Recalculating Step 3:

\[
q_2 = 2.518 \, \text{mol} \times 38.56 \, \text{kJ/mol}
\]
\[
2.518 \times 38.56 \approx 2.5 \times 38.56 + 0.018 \times 38.56 = 96.4 + 0.694 = 97.094 \, \text{kJ}
\]

Total heat:

\[
q_{\text{total}} = 43.86 \, \text{kJ} + 97.094 \, \text{kJ} \approx 140.95 \, \text{kJ} \approx 141.0 \, \text{kJ} \, (\text{to 4 significant figures})
\]

Wait, maybe I made a mistake in the specific heat capacity or enthalpy of vaporization.
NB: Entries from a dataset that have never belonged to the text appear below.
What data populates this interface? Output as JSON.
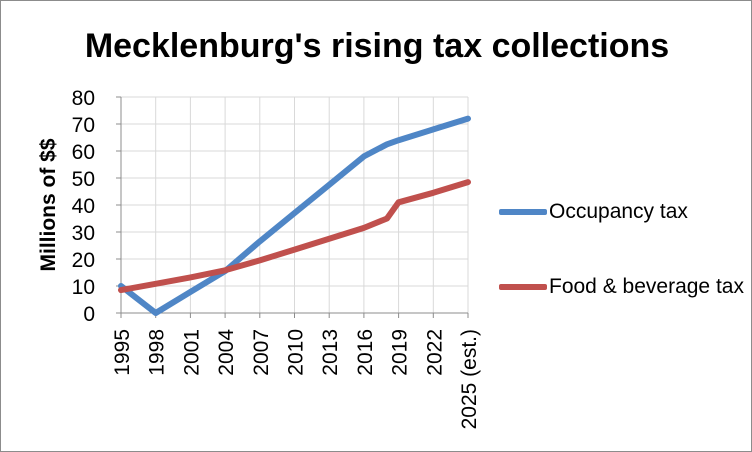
{
  "chart_data": {
    "type": "line",
    "title": "Mecklenburg's rising tax collections",
    "xlabel": "",
    "ylabel": "Millions of $$",
    "ylim": [
      0,
      80
    ],
    "yticks": [
      "0",
      "10",
      "20",
      "30",
      "40",
      "50",
      "60",
      "70",
      "80"
    ],
    "categories": [
      "1995",
      "1998",
      "2001",
      "2004",
      "2007",
      "2010",
      "2013",
      "2016",
      "2019",
      "2022",
      "2025 (est.)"
    ],
    "x_numeric": [
      1995,
      1998,
      2001,
      2004,
      2007,
      2010,
      2013,
      2016,
      2019,
      2022,
      2025
    ],
    "grid": "horizontal",
    "legend_position": "right",
    "series": [
      {
        "name": "Occupancy tax",
        "color": "#4f86c6",
        "x": [
          1995,
          1998,
          2001,
          2004,
          2007,
          2010,
          2013,
          2016,
          2018,
          2019,
          2022,
          2025
        ],
        "values": [
          10,
          0,
          7.8,
          15.5,
          26.5,
          37,
          47.5,
          58,
          62.5,
          64,
          68,
          72
        ]
      },
      {
        "name": "Food & beverage tax",
        "color": "#c0504d",
        "x": [
          1995,
          1998,
          2001,
          2004,
          2007,
          2010,
          2013,
          2016,
          2018,
          2019,
          2022,
          2025
        ],
        "values": [
          8.5,
          10.8,
          13.2,
          15.8,
          19.5,
          23.5,
          27.5,
          31.5,
          35,
          41,
          44.5,
          48.5
        ]
      }
    ]
  }
}
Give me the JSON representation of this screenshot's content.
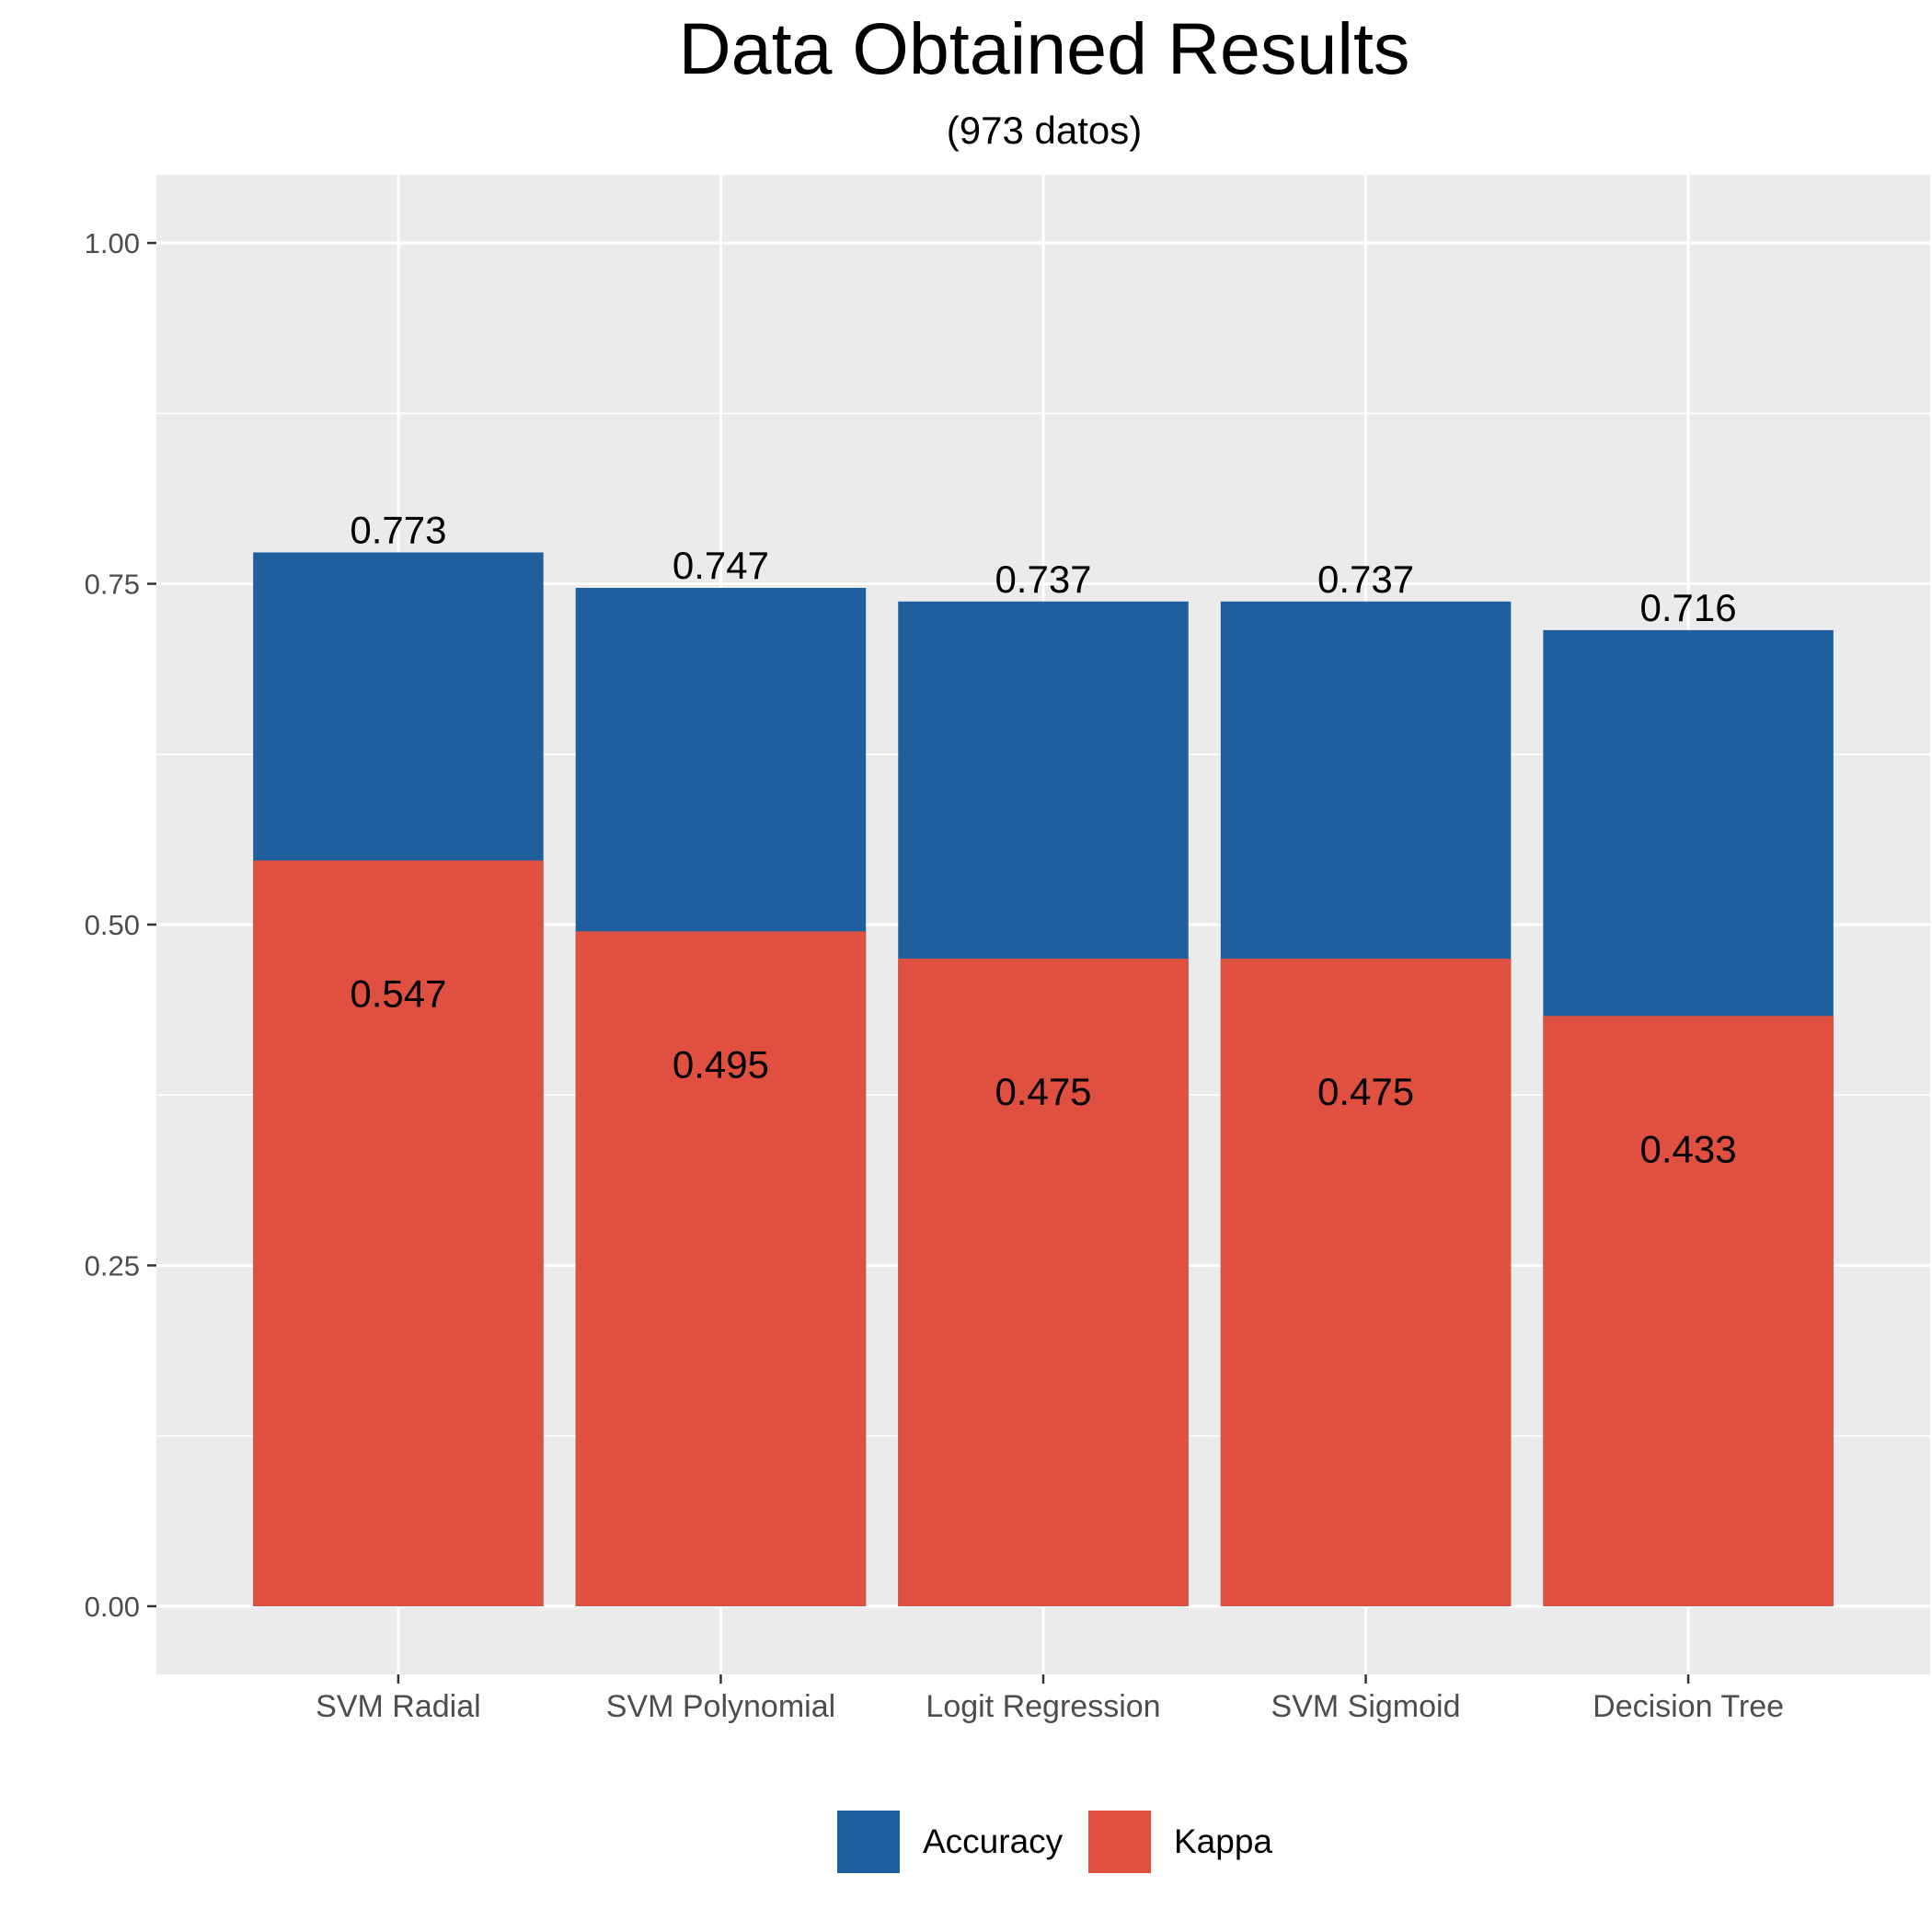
{
  "chart_data": {
    "type": "bar",
    "title": "Data Obtained Results",
    "subtitle": "(973 datos)",
    "xlabel": "",
    "ylabel": "",
    "categories": [
      "SVM Radial",
      "SVM Polynomial",
      "Logit Regression",
      "SVM Sigmoid",
      "Decision Tree"
    ],
    "series": [
      {
        "name": "Accuracy",
        "color": "#1f5f9e",
        "values": [
          0.773,
          0.747,
          0.737,
          0.737,
          0.716
        ],
        "labels": [
          "0.773",
          "0.747",
          "0.737",
          "0.737",
          "0.716"
        ]
      },
      {
        "name": "Kappa",
        "color": "#e05040",
        "values": [
          0.547,
          0.495,
          0.475,
          0.475,
          0.433
        ],
        "labels": [
          "0.547",
          "0.495",
          "0.475",
          "0.475",
          "0.433"
        ]
      }
    ],
    "ylim": [
      -0.05,
      1.05
    ],
    "yticks": [
      0,
      0.25,
      0.5,
      0.75,
      1.0
    ],
    "ytick_labels": [
      "0.00",
      "0.25",
      "0.50",
      "0.75",
      "1.00"
    ],
    "grid": true,
    "panel_background": "#ebebeb",
    "legend_position": "bottom"
  }
}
Let's confirm the values:

• Specific heat capacity of liquid ethanol: \(2.46 \, \text{J/g}^\circ\text{C}\) (correct)
• Boiling point of ethanol: \(78.4^\circ \text{C}\) (correct)
• Enthalpy of vaporization of ethanol: \(38.56 \, \text{kJ/mol}\) (correct)

Moles of ethanol:
\[
n = \frac{116 \, \text{g}}{46.07 \, \text{g/mol}} \approx 2.518 \, \text{mol} \, (\text{correct})
\]

Temperature change:
\[
\Delta T = 78.4 - (-75.3) = 153.7^\circ \text{C} \, (\text{correct})
\]

Heat for heating:
\[
q_1 = 116 \times 2.46 \times 153.7 = 116 \times 378.102 = 43859.832 \, \text{J} = 43.86 \, \text{kJ} \, (\text{correct})
\]

Heat for vaporization:
\[
q_2 = 2.518 \times 38.56 = 97.09 \, \text{kJ} \, (\text{correct})
\]

Total heat:
\[
43.86 + 97.09 = 140.95 \, \text{kJ} \approx 141.0 \, \text{kJ}
\]

So the total heat required is approximately \(\boldsymbol{141.0 \, \text{kJ}}\) (to 4 significant figures).